In summary, supported by three key pillars—attractive valuations, the concentration of scarce assets, and improving liquidity—Hong Kong stocks in 2026 still possess room for further appreciation, with particularly prominent structural opportunities in sectors like internet, hard tech, and innovative drugs. However, it's crucial to recognize that Hong Kong stocks have no daily price limits, and the aforementioned three sectors are characterized by high volatility, making them potentially more suitable for investors who can tolerate higher risks.
For those interested in participating, a prudent suggestion is: when constructing an investment portfolio, if you are bullish on any or all of the above sectors, consider using the corresponding sector ETFs or their OTC feeder funds as "satellite" allocations. These can be combined with more stable "core" assets (such as broad-based indices, high-dividend-yield assets, etc.) to help control the overall portfolio volatility. In terms of execution, avoid making a single, large allocation; instead, adopting a strategy of分批 and分散布局 can help smooth out costs and manage risk more effectively.

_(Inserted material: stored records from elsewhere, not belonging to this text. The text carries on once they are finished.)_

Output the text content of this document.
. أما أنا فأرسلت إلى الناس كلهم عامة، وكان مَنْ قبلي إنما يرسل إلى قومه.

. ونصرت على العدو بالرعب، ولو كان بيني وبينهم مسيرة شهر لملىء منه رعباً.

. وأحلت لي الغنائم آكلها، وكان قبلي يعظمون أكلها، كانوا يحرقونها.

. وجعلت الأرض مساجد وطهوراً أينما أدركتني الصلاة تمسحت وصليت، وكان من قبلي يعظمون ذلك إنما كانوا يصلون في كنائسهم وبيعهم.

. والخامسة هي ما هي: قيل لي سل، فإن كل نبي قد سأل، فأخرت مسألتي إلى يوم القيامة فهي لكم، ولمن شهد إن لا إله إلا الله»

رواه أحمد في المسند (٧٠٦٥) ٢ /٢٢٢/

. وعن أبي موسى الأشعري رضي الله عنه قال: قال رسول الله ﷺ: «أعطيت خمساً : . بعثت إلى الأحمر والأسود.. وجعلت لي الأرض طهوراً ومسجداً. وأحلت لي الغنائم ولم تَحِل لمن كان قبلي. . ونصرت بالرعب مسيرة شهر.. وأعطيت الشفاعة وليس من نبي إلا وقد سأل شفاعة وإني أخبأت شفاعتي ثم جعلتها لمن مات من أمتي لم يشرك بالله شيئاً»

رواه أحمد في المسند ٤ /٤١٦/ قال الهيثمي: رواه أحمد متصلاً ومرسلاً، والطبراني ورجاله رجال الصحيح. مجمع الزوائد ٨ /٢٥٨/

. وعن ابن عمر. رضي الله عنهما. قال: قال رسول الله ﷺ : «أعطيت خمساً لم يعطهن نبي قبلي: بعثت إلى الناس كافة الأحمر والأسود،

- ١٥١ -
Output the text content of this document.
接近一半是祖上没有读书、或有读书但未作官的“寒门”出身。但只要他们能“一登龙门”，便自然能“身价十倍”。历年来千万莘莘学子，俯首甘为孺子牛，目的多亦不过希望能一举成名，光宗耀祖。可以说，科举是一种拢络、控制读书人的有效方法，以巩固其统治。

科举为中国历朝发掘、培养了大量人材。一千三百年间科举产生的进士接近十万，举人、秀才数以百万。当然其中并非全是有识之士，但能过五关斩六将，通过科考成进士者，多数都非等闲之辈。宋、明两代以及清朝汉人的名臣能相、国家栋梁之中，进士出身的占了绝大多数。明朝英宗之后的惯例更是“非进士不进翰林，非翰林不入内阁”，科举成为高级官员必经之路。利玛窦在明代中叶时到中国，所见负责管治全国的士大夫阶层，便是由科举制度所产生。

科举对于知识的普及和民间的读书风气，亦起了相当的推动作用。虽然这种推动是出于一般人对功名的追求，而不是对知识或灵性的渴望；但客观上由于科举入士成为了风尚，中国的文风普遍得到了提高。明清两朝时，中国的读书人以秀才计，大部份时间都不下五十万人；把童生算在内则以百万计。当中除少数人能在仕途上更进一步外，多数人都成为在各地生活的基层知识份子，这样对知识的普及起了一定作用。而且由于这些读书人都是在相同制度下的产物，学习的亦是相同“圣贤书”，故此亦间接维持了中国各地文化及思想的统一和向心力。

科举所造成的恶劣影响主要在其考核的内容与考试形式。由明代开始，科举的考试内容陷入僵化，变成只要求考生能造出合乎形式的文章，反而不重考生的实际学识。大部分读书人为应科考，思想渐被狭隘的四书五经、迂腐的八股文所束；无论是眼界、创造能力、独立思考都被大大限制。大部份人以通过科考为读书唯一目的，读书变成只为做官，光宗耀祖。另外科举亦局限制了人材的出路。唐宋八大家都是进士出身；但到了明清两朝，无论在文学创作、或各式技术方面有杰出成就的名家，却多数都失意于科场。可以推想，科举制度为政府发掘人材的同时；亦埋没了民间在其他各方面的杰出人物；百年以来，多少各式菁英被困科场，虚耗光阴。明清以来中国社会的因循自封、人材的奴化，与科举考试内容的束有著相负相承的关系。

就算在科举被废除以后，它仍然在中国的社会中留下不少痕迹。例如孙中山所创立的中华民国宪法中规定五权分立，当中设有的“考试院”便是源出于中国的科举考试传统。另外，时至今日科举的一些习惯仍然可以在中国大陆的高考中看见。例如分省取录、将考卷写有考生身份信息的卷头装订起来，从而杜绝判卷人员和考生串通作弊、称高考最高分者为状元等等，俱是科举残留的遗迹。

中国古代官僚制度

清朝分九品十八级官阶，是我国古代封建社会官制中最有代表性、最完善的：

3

Risk Warning: The above content is solely an objective analysis based on publicly available information. Past performance is not indicative of future results. Before making any investment decisions, investors should carefully review the fund's legal documents, fully understand the product's characteristics and risks, and make prudent decisions based on their own risk tolerance. Investing involves risks; caution is advised when entering the market.